At a recent weeknight at Southwind, filmgoers offered their take on chick flicks.

“A big part of a relationship is you’ve got to compromise,” says Larry Beason.

His girlfriend, Janice Boline, had recently taken Beason to see several movies that would fall under the chick flick umbrella, including “Sex and the City.”

But Beason says he doesn’t “really consider that a chick flick” in the true sense.

“It’s gotta be real cheesy, you know what I’m saying? The chicks from ‘Sex and the City’ are hardcore. They’re like dudes. It’s gotta be the typical movie where they’re falling in love with the best friend. They grew up together, and as soon as he meets someone else, she’s falling in love with him,” he explains.

On this particular night, it was Beason’s turn to pick the movie. So the Lawrence couple was out seeing the action-horror flick “Underworld 3: Rise of the Lycans.”

Compromise.

Boline asks, “If a chick wants you to go, does that make it a chick flick?”

‘Guy-cry’

There is no definitive source as to when and where the term chick flick was first used. But most agree it came into the vernacular during the 1980s.

That’s hardly where the genre began, though. Prior to that, “women’s pictures” of the 1930s and ’40s and the Douglas Sirk melodramas of the ’50s could arguably be categorized as chick flicks — albeit ones grounded in their respective decades.

But for some reason — perhaps it was the Bette Midler drama “Beaches” — the label began to flourish.

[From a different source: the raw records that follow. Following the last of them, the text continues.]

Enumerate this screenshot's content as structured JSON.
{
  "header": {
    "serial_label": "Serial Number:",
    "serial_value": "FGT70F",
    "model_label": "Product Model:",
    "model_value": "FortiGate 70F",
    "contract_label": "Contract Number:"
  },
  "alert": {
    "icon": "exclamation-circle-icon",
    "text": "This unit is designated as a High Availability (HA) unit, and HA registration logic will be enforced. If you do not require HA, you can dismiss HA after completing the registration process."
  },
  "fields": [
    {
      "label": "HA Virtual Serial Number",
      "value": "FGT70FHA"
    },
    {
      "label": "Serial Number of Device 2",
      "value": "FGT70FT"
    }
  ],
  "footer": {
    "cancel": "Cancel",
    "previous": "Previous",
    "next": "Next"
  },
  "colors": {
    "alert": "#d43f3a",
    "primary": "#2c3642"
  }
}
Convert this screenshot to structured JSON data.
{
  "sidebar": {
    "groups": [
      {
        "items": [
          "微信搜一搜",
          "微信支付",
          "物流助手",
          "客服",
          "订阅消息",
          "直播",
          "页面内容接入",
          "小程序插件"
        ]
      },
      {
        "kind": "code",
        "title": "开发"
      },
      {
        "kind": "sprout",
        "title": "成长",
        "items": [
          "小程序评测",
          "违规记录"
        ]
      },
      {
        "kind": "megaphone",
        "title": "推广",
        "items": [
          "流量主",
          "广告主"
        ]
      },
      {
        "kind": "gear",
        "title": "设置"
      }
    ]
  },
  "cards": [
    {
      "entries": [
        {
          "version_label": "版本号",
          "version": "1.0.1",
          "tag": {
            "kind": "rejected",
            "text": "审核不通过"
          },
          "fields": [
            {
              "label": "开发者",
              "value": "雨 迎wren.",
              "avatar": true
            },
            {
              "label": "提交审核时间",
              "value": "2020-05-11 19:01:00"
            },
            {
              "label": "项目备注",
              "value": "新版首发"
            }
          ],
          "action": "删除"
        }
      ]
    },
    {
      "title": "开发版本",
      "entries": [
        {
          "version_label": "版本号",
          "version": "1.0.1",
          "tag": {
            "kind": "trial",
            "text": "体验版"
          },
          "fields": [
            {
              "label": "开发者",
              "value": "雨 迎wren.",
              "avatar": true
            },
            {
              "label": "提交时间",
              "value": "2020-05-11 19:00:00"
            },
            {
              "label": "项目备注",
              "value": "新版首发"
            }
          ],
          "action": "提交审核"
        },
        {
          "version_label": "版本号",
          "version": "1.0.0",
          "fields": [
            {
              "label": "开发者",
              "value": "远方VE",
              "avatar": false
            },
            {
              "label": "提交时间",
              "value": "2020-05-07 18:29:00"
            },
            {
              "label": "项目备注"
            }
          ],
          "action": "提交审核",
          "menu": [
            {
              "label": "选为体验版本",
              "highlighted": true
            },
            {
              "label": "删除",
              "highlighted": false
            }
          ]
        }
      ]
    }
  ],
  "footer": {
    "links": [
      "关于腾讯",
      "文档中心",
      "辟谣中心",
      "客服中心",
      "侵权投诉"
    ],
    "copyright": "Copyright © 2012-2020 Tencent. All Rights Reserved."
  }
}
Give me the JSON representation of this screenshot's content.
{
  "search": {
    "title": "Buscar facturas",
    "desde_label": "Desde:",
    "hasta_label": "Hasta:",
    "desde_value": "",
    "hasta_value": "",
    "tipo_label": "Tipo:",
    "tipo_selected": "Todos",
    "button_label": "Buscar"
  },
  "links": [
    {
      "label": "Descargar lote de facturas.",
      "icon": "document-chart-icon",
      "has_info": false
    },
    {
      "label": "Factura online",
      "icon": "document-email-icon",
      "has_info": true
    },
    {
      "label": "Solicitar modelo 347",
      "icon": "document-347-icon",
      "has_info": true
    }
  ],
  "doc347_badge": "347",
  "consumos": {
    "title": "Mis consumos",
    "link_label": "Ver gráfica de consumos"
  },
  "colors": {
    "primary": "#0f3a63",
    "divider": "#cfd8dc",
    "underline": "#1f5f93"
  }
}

By the time “Steel Magnolias” came out in 1989, the female empowering, sassy-mouthed, romance-driven formula had grown commonplace.

There’s still debate whether the phrase has a male counterpart. “Guy-cry” has been used to denote movies that strive for that emotional response. (In 2005, Entertainment Weekly named “The Shawshank Redemption” the top guy-cry film.)

“I always joke that sports movies — especially if there is an element of father-son bonding — are chick movies for guys,” says Loey Lockerby, film critic at the Kansas City Star, who thinks many “chick flicks” insult women with “lazy writing and dumb stereotypes.”

“They push the same emotional buttons, using cultural touchstones that men are more likely to identify with. Think ‘Field of Dreams,’ ‘The Rookie,’ ‘Hoosiers,’ etc.”

Tibbetts isn’t so sure about the testosterone-oriented movie concept. He says maybe a movie such as “The Notebook” or “Sex and the City” best fits into that class.

“We guys are ever curious, fascinated, watchful and eager to learn, aren’t we?” he asks. “And what better way to indulge those male traits than going to see chick flicks?”